Dear Clients and Friends,
The October 2024 market pulse ticked up slightly, driven by an increase in signed purchase contracts coupled with an approximately 20% decrease in new listings. The reduction in new listing supply was somewhat expected since many sellers were unlikely to list their property immediately before a presidential election. It was, however, noteworthy that the 999 contracts signed in October marked the first time monthly contract activity exceeded the historical average since May.
The Manhattan luxury market (sales over $4 million) saw 103 contracts signed in October, an increase from the prior month’s 73. Zeroing in further, the ultra-luxury new development sector had an especially good month, with 17 contracts signed for units over $10 million – a top-five record for the last 10 years. Brooklyn sales over $2 million also had a strong October (particularly higher-priced townhouse sales), nearly doubling the volume of signed contracts compared to October 2023.

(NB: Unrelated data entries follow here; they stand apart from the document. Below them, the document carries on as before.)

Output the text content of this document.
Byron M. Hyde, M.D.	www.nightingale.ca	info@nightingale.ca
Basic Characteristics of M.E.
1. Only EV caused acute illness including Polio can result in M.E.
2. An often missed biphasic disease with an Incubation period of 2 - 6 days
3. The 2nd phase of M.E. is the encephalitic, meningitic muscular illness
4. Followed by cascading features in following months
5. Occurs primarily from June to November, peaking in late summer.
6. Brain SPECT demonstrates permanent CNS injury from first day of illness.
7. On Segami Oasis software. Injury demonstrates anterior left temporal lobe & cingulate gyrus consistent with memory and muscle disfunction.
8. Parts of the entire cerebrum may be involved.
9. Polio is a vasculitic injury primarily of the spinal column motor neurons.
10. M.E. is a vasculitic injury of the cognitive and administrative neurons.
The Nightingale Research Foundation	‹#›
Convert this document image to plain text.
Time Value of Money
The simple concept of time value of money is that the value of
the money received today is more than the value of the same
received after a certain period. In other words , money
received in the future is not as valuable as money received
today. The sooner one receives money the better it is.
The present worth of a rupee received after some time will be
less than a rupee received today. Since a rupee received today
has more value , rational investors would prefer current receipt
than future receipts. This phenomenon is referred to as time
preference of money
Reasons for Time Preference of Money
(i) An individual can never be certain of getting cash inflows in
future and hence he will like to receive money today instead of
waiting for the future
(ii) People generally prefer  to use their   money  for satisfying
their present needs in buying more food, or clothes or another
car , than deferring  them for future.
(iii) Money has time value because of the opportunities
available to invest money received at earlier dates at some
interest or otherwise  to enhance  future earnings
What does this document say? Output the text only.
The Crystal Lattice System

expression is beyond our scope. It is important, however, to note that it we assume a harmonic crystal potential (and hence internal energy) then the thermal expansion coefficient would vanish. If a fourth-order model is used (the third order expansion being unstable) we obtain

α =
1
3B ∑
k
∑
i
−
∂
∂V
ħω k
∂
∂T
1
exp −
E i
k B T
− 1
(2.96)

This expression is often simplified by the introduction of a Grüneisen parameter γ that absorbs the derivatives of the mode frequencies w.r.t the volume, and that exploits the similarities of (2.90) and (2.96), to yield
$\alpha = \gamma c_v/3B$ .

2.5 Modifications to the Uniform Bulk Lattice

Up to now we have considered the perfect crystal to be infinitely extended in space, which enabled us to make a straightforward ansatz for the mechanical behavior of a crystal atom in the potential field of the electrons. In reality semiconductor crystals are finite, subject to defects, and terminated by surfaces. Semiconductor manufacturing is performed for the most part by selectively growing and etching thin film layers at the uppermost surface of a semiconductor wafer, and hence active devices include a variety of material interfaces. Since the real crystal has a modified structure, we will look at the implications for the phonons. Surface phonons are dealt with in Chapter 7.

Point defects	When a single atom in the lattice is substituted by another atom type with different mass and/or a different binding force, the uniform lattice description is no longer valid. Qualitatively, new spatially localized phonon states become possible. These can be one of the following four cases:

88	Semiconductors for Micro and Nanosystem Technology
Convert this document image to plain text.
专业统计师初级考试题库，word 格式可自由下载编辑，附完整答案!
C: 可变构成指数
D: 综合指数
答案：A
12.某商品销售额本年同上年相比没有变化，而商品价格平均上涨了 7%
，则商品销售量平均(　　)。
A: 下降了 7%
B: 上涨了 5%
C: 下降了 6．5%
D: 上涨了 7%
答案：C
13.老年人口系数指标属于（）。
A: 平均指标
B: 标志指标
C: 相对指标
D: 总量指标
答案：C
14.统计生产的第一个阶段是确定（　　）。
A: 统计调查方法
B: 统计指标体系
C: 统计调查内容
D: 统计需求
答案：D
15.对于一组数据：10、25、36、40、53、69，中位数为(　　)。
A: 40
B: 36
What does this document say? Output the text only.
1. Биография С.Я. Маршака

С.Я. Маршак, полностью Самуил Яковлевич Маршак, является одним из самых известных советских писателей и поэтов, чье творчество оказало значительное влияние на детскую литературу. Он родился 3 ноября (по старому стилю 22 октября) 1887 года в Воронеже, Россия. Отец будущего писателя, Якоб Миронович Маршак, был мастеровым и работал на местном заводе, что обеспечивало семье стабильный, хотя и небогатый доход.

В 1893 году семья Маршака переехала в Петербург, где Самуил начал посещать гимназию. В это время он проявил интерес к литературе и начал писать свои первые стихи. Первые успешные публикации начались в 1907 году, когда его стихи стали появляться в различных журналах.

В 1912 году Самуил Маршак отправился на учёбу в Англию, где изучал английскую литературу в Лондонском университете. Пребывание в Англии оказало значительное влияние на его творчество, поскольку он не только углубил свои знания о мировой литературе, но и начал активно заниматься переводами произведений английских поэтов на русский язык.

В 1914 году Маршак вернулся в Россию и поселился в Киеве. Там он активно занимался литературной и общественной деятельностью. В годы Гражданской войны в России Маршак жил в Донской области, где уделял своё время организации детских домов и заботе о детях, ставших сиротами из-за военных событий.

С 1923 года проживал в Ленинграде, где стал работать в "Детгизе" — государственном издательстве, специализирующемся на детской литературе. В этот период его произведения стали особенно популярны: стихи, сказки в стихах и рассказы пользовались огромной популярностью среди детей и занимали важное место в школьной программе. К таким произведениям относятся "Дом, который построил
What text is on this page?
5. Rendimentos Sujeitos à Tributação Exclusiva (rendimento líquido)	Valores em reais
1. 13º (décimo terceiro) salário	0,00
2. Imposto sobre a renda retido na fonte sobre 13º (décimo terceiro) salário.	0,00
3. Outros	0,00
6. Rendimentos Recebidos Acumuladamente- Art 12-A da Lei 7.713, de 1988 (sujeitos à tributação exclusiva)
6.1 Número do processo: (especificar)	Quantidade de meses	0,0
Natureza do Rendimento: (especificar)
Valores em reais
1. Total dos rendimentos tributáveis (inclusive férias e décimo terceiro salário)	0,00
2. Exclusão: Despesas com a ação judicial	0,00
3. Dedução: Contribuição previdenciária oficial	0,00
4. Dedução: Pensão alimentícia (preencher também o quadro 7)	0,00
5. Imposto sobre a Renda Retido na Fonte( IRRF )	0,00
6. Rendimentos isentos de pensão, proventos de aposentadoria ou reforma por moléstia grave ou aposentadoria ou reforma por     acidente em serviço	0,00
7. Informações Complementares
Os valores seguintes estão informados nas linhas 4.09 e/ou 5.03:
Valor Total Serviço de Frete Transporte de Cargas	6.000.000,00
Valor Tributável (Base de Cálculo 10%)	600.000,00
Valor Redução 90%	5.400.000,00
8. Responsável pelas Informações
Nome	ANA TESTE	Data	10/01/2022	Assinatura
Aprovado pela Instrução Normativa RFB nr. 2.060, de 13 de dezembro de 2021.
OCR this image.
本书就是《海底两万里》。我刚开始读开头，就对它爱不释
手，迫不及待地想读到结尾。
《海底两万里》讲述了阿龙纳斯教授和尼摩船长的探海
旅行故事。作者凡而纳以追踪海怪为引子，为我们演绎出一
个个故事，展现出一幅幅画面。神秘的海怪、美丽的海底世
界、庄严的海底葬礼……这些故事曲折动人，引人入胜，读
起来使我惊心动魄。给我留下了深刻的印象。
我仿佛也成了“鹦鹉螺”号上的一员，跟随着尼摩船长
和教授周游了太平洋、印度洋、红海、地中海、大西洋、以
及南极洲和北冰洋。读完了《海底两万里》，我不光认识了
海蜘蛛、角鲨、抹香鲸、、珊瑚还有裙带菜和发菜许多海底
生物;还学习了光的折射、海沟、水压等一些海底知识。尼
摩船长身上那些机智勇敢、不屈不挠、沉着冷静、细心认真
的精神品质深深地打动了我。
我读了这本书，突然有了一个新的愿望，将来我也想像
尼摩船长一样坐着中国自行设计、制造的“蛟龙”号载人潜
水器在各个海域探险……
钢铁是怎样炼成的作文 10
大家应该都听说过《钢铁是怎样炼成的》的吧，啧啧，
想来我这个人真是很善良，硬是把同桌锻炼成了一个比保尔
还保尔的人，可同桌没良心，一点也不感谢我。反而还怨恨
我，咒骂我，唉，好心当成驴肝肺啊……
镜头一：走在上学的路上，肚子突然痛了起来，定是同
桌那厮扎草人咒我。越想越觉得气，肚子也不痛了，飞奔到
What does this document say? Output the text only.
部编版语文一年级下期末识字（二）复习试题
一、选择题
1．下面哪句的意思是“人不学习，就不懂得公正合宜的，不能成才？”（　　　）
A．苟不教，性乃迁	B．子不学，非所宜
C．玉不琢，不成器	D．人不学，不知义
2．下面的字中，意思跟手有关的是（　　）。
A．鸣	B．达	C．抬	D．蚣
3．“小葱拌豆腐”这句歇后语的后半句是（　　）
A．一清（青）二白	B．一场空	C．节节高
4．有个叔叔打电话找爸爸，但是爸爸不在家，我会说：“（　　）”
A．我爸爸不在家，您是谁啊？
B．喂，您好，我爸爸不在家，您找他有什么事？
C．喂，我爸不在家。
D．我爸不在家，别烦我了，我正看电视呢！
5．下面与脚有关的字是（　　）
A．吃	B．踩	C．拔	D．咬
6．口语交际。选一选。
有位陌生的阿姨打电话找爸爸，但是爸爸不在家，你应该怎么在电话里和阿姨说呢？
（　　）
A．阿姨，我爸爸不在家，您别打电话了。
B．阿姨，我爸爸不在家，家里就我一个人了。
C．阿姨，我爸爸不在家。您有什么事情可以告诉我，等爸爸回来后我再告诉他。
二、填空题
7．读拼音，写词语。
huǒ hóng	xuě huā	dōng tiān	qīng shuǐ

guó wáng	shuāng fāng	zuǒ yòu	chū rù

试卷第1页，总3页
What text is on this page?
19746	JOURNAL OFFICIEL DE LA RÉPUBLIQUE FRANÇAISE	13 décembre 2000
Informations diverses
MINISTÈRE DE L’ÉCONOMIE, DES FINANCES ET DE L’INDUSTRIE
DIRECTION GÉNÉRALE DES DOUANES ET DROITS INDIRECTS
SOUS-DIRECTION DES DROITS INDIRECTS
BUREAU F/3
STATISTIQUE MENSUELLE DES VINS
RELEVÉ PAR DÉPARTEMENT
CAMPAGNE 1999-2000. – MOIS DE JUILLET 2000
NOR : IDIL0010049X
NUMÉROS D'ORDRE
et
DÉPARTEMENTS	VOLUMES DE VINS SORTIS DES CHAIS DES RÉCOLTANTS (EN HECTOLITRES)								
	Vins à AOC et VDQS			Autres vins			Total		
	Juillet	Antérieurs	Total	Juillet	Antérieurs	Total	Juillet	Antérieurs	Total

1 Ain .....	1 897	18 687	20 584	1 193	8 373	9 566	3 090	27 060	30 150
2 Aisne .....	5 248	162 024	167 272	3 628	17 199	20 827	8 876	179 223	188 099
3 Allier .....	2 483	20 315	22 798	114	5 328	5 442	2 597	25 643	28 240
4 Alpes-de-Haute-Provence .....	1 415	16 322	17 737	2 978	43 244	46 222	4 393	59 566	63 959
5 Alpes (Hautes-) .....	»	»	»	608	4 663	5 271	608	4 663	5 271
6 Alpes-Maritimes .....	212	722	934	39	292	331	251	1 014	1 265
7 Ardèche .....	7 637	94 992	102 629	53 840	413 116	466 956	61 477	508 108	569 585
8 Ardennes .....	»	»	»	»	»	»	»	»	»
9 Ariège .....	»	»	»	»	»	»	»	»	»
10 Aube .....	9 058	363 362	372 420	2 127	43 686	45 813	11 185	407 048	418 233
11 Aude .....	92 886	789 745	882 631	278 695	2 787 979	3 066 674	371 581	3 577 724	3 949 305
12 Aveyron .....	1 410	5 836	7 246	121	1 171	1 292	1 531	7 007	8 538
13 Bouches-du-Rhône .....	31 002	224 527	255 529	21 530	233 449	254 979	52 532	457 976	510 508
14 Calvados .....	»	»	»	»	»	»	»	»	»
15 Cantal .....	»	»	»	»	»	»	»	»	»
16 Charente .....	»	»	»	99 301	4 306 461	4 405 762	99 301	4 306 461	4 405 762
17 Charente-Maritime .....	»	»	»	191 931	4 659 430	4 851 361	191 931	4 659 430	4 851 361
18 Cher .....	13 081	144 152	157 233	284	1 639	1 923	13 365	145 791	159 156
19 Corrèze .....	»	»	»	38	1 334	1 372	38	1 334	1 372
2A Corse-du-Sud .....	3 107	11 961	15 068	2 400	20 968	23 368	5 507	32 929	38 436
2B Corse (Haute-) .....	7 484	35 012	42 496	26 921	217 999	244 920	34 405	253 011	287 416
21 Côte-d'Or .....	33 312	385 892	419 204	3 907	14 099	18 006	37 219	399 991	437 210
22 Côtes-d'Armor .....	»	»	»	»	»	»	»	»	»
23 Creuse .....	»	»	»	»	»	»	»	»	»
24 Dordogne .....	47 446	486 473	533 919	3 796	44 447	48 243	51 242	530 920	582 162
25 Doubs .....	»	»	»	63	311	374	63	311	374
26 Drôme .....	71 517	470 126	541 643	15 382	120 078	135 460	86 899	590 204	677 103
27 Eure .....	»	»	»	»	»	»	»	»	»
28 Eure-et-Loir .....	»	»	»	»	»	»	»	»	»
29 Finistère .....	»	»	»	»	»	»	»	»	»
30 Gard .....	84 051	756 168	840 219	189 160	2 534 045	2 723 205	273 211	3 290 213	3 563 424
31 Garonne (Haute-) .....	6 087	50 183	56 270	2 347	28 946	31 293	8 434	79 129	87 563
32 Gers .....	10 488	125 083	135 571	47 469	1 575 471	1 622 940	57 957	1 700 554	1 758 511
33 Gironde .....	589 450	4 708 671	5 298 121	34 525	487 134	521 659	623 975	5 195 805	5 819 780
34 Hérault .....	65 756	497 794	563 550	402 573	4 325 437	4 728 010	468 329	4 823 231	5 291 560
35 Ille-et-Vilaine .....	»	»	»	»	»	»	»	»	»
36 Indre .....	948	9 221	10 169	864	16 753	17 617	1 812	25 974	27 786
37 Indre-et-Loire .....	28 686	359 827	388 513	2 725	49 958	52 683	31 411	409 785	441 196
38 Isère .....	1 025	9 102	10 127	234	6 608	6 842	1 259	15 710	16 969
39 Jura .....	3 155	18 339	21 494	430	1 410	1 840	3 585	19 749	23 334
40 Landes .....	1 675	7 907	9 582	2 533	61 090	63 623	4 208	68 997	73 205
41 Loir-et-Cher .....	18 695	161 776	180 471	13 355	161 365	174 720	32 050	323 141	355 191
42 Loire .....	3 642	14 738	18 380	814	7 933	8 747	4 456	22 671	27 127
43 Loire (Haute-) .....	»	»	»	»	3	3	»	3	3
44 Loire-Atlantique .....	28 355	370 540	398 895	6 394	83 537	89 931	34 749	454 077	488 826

Lastly, we wanted to briefly touch on the election results. To be clear, we are purely focusing on the impacts of a Trump presidency from the perspective of factors that might affect the New York residential market -- while keeping in mind that we cannot definitively predict what policies will be put in place in the future. That said, based on Trump’s previous statements it is likely that 1031 exchanges (which allow investors to defer capital gains taxes from real estate sales) will remain in place. Trump has also indicated that he would amend his prior decision and now supports removing the $10,000 cap on the State and Local Tax (SALT) deductions, which currently disproportionally adversely affects high real estate and income tax states like New York. The next president will also likely act from a more pro-developer and less regulatory business point of view. The future of mortgage rates is a bit murkier. While Trump has repeatedly expressed a desire to keep interest rates low, many of his stated policy goals (e.g. tariffs) could prove inflationary and therefore make it more difficult for the FED to meaningfully cut rates which could see a corresponding effect on mortgage rates.